Sunday, January 10, 2010

Chronic Pain

Acute pain is often an indication that something needs immediate attention. However, chronic pain, those pains that have been thoroughly investigated but tend to recur with a variety of triggers, may often have a much more diverse psychosomatic make up.
Once a body has experienced acute pain of injury or disease, a neurological program remains available thereafter for the body to communicate 'dysfunction' more readily along the established pathways.
However this 'dysfunction' may be biological, psychological, sociological or spiritual. Psychosomatic medicine has delineated that men, for instance, subjected to physical abuse such as beatings across the back are most likely later in life to experience more of their anxiety and depression as bodily sensation, such as 'back aches'. Similiarly women sexually abused and vaginally traumatized early in life will be more likely at later times in life to express loneliness as pelvic discomfort.
The rationale for this is that neurologically a number of circuits were originally brought into play for the original acute injury or disease and later these same circuits can be used for the expression of psychological, sociological and spiritual discomfort. The mind is efficient.
To this end chronic pains while requiring an index of suspicion as a site for new physical disease often benefit more from less investigation, certainly less invasive investigation and more actual therapy.
An example is found in the acute back injury which is greeted with the recommendation of days of rest and no work initially but later when recurrence is noted, the recommendations drastically changes to 24 hour rest and then increasing exercise. Increasingly suicidal behaviour, acutely se en as a cry for help and need for massive life preserving intervention, later when it is chronic and recurrent is seen as a behaviour that requires education and redirection rather than responding as if this were the first suicidal episode. Suicide in this instance is a response to 'emotional pain".
Phantom limb pain is real however it may reflect emotional pain such as loss of a loved one or irritation and frustration with the inability to achieve one's goals.
Nothing is ever 'all in your head' but even fractures and amputations are experienced 'in your head'. The brain is the central physical processor and the mind is the overall understanding of all factors at play.
The DSMIV differentiates Pain Disorders into two, one where there is no physical basis noted, and another where a physical basis is noted but there is also a psychological and emotional overlay.
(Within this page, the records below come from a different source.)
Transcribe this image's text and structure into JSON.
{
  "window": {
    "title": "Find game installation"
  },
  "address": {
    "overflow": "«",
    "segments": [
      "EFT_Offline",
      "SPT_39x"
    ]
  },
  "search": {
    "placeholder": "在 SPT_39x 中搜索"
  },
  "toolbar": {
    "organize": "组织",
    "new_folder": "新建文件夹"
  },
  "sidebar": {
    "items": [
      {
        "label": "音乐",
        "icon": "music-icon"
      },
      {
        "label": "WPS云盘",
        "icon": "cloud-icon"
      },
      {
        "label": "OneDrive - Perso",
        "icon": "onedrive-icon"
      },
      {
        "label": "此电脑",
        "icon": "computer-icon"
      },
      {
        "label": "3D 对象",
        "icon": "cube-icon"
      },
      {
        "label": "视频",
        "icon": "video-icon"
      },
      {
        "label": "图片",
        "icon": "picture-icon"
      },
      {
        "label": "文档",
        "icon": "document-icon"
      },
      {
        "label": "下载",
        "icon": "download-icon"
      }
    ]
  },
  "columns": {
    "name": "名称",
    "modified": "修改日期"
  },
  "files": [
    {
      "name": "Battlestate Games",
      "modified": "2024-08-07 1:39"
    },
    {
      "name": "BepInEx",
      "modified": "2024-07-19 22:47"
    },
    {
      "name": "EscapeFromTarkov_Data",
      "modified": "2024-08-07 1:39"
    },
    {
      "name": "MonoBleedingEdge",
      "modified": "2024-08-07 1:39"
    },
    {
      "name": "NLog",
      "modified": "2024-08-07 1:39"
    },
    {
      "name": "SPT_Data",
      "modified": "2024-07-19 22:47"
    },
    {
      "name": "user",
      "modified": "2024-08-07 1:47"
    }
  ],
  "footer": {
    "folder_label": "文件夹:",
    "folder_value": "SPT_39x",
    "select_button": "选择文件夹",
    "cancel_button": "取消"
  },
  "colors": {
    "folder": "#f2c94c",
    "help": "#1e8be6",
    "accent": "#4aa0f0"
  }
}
Treatment of chronic pain has advanced lightyears from where it was only 25 years ago. Much work has demonstrated that the degree of the chronic pain is directly associated with depth and quality of sleep. Pain often disrupts sleep and the next day anxiety and sleep loss are experienced as greater pain. So much of modern medicine focusses on addressing sleep in patients with pain disorders. Medications such as trazadone, gabapentin, mirtazepine are used for sleep and pain disorders.
Whereas in the past the tendency was to 'take away the pain' today pain is understood as beneficial and it's removal entirely can lead to serious side effects. Nerve severing studies found that people who'd had this neurological treatment to an arm for instance suddenly were at major risks for serious burns because they couldn't feel pain to react to. To that end today the pain is 'controlled' rather than eliminated.
In the past opiates were the mainstay of pain management. Today they are pre empted by first use of acetomenophen, nonsteroidal anti-inflammatories, and ASA's compounds. These are commonly today used in combination rather with three different pills from the different classes preferred over three times the dosage of just one medication. It was found these combinations of medications enhance the pain relief as each works on different sites in reducing pain but more importantly side effects are dramatically lessened as each has very different side effect profiles. ASA causes blood clotting to be reduced with no effect on the liver while Acetominophen causes liver enzymes to increase with no effect on the blood clotting. Therefore using two together one can get twice the pain relief with half the side effects.
Antidepressant medications and atypical major tranquillizers have been used as well more often to modulate pain control. Amitriptylline, a trycyclic antidepresssant has long been the treatment of choice for such conditions as fibromyalgia. Medications like cipralex and cymbalta address the depression commonly associated with pain. It was long ago noticed that combining coffeine with pain medications made them more potent. The antidepressants specifically work like this but for a longer period.
The opiates are for sure still used and yet the recognition was that people who took opiates could enter a pain free dream like state and be at increased risk for hurting themselves because of poorer judgement and lack of pain reception. This was especially true with musculoskeletal injuries. In contrast opiates have been seen as more beneficial in chronic 'organ' pain.
Exercise is central to pain management because commonly pain results in decreased exercise and risk of the consequences of this, obesity, disuse atrophy, and other side effects. Further, exercise is it's own antidepressant and the uplifting benefits help with maintaining and positive outlook which is central to the successful management of chronic pain.